Cost Savings and Observability: Measuring Cache Impact
QUANTIFYING CACHE VALUE
Cache value = (hit rate) × (cost per inference). If your model costs $0.01 per inference and cache achieves 80% hit rate on 1M daily queries, you save 800K × $0.01 = $8,000 daily. This calculation justifies cache infrastructure investment and guides capacity planning.
Include latency savings in ROI calculation. Cache hit at 2ms versus model inference at 200ms improves p50 latency by 198ms for the 80% of requests hitting cache. User experience improvement drives business metrics—conversion rate, engagement, retention. Faster responses compound into meaningful revenue impact.
ESSENTIAL CACHE METRICS
Hit rate: Percentage of requests served from cache. Track overall and by query segment. Popular queries should have higher hit rate than long-tail. If popular queries have low hit rate, cache sizing or eviction policy is wrong.
Miss penalty: Latency and cost of cache misses (full model inference). High miss penalty means cache value is high. Track p50, p95, p99 of miss latency. Target optimization at high-penalty query segments first.

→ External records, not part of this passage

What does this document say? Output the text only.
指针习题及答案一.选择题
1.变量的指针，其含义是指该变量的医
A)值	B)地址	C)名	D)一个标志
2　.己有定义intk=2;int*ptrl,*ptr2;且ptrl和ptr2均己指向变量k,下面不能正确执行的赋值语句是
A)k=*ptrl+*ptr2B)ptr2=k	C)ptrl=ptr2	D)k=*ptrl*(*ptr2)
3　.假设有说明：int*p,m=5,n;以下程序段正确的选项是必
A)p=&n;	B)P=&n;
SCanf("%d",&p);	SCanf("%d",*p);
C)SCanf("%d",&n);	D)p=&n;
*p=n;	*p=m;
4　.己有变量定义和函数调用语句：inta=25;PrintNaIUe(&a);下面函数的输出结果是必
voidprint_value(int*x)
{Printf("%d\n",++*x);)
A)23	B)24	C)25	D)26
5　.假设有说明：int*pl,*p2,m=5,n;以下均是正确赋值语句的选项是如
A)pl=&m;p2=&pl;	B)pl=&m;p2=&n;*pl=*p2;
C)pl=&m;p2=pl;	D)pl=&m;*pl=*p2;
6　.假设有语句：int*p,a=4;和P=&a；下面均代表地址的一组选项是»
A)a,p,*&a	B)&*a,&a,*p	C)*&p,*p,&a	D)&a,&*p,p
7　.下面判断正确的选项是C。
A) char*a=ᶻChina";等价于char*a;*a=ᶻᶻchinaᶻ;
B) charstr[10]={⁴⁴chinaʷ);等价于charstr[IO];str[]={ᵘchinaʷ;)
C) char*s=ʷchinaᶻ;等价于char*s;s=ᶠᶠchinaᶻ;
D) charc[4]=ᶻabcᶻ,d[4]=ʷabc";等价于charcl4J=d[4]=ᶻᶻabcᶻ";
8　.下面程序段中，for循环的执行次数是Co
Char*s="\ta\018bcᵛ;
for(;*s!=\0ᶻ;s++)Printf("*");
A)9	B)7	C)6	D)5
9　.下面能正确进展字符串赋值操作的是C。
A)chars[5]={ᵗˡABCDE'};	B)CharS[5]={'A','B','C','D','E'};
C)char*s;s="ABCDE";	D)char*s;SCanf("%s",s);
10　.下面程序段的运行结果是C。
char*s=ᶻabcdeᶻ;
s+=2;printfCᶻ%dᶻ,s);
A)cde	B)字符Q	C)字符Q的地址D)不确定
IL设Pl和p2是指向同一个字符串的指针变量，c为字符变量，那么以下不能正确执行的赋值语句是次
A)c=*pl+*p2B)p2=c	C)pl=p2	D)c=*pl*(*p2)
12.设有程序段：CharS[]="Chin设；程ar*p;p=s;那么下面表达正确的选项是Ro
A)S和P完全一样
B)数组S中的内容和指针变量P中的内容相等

Freshness metrics: Average cache age, max cache age, percentage of results served beyond target freshness. Staleness affects result quality. Monitor correlation between cache age and downstream metrics like click-through rate to find the right TTL.
CACHE OBSERVABILITY DASHBOARD
Build real-time dashboard showing: current hit rate trend, cache size and eviction rate, latency distribution (hits vs misses), cost savings accumulator, staleness distribution, error rate by cache layer. Set alert thresholds for each metric.
Debug capability: ability to check specific input against cache. Is it cached? What key? When cached? What result? This is essential for investigating user-reported issues and validating cache behavior after configuration changes.
CACHE OPTIMIZATION WORKFLOW
Regular optimization cycle: identify low-hit-rate query segments, analyze root cause (cache key too specific? TTL too short? eviction too aggressive?), adjust parameters, A/B test changes, measure impact on hit rate and downstream metrics. Iterate monthly.